- Theatrical poster
- Hangul: 창밖은 겨울
- RR: Changbakkeun gyeoul
- MR: Ch'angbakkŭn kyŏul
- Directed by: Lee Sang-jin
- Screenplay by: Lee Sang-jin
- Produced by: Lee Sang-jin
- Starring: Kwak Min-gyu; Han Sun-hwa;
- Production companies: KiriKiri Film Jinjin Film Company
- Distributed by: M-Line Distribution Jinjin Film Company
- Release dates: May 2, 2021 (JIFF); November 24, 2022 (South Korea);
- Running time: 104 minutes
- Country: South Korea
- Language: Korean
- Box office: US$37,969

= When Winter Comes (2021 film) =

2021 South Korean romantic drama film

When Winter Comes is a 2021 South Korean independent romantic drama film written and directed by Lee Sang-jin, and starring Kwak Min-gyu and Han Sun-hwa. The film had its world premiere at the 22nd Jeonju International Film Festival (JIFF) on May 2, 2021. It had its theatrical release on November 24, 2022.

==Plot==
Once a film director, Seok-woo (Kwak Min-gyu), who is now working as a bus driver in his hometown, lives a rather boring and monotonous daily life until one day he sees a woman who looks like his ex-girlfriend, Su-yeon, at the terminal. Then he finds a broken MP3 player left on her seat, and soon he starts to go around all the repair shops around the city.
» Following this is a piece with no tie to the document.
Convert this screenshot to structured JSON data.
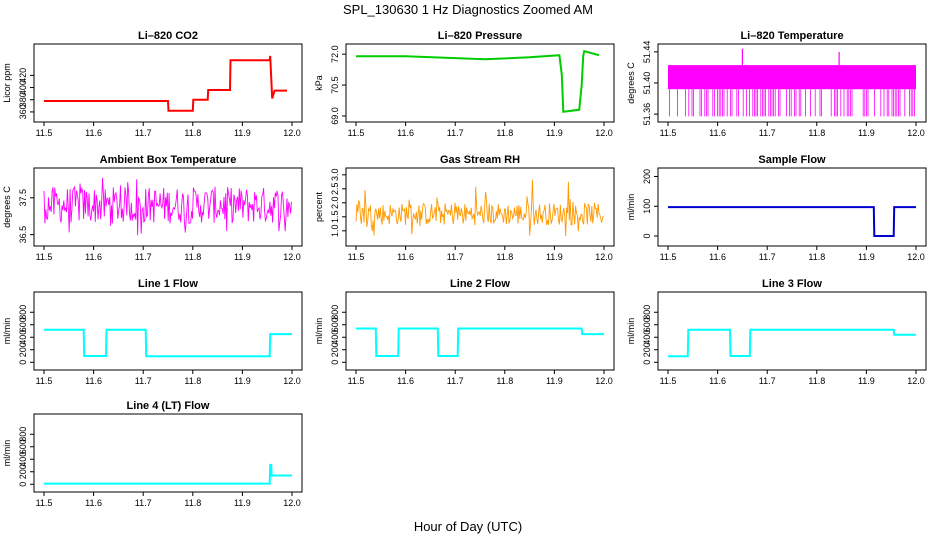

Young-ae (Han Sun-hwa), his coworker, getting curious about his sudden changes, shortly joins his journey to fix this small and old MP3 player.

==Cast==
- Kwak Min-gyu as Gong Seok-woo, a bus driver
- Han Sun-hwa as Yang Young-ae, a ticket sales and lost-and-found clerk
- Mok Gyu-ri as Su-yeon, Gong Seok-woo's ex-girlfriend
- Ahn Sang-jin
- Ahn Min-young
- Son Seong-chan
- Lee Jung-bi
- Yang Ji-woong
- Choi Hee-jin

==Release==
===Film festivals===
On May 2, 2021, the film had its world premiere at the 22nd Jeonju International Film Festival: JIFF in the Korean Cinema section.

In 2021, the film was also invited for screening at the Jeonbuk Independent Film Festival in the Feature Film Competition section.

===Theatrical release===
It was released theatrically on November 24, 2022, in South Korea.

==Box Office==
The film was released on 55 screens on November 24, 2022.

According to the Korean Box Office Information System (KOBIS), as of August 13, 2025, the film's total gross is US$37,969 from 7,267 admissions.